Dans ce siècle qui va jusqu'à va tisser le mot "progrès" aux cordes primaires de l'économique, dans cette tradition obstinément aveugle au fait qu'elle soit dépassée, à quelle occasion parle t-on, au juste, de la beauté ? Est-ce un ordre esthétique, qui signifierait qu'elle devrait être élaborée pour jaillir ? Est-ce une transcendance humaine, verticalité hors-monde ? Est-ce une vérité de la présence, mais alors de quoi ? Grattant de mon ongle comme les derniers vivants, et comme par nécessité, le maquillage des couleurs pour y trouver la veine du bois, la maison de sève où y reposer mes pas, c'est encore un petit livre de poésie qui est venu dans mes mains, parler de ce que, au mieux, quand ce n'est pas la violence, la peur et le mensonge, le sommeil enterre.

"Ce qui sépare de la beauté est ce qui sépare du monde". Voilà sûrement par quoi il faudrait commencer, en guise de principe de réalité, vue la laideur. On aimerait déjà pouvoir y mettre un bon coup de pied au cul. Et s'attarder sur ce constat, je veux dire s'attarder longuement. Car serait-ce un hasard, le fait que l'homme triste le soit dans un monde laid ?
Allez voir un autre hasard sous la plume de Jean-Pierre Siméon, qui titre sa tentative de réveil aux racines, "Politique de la beauté". Parce que le soi et le commun sont indivisibles. Politique, cela signifie qu'il y a toujours un possible. Lorsqu'un poète choisit ce mot, c'est sûrement parce qu'il ne renonce pas au lien, et ce qu'il en a à dire est peut-être plus grave qu'il n'y parait.
Comme il y a des raisons à tout et souvent au malheur, c'est la clarté même qui ne perce plus le brouillard sous nos yeux. La difficulté pourtant n'est pas simplement de laver ce qui doit tenir debout et qui sous la laideur s'effondre, mais encore d'ajouter que ce "nous", devenu si diaphane, n'est pas suffisant.
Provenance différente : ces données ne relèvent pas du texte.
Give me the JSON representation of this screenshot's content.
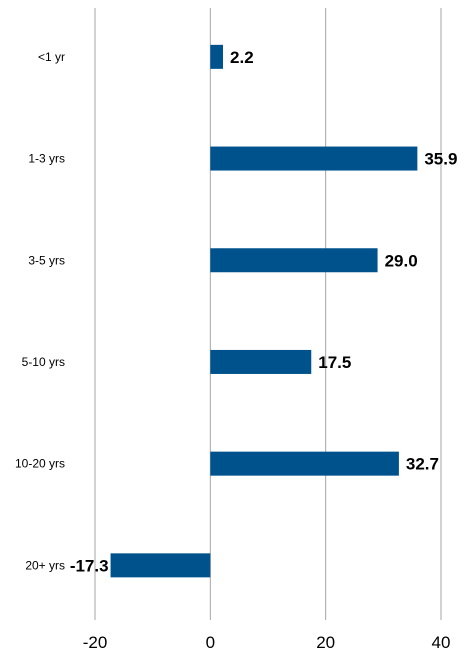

Alors c'est encore un livre difficile à entendre face au mensonge, bien qu'écrit de manière simple, parce que c'est un livre qui va devoir aller, malgré cette difficulté, nécessairement plus loin.
Déliés
Imaginons que l'on puisse s'entendre ce sur premier constat, imaginons que les déchirures dans le tissu social et le fatalisme qu'entraîne le monde extérieur et ses tambours, imaginons que tout cela ne soit pas suffisant pour abîmer la volonté de se tenir debout. Qu'aurions-nous soudainement à dire ?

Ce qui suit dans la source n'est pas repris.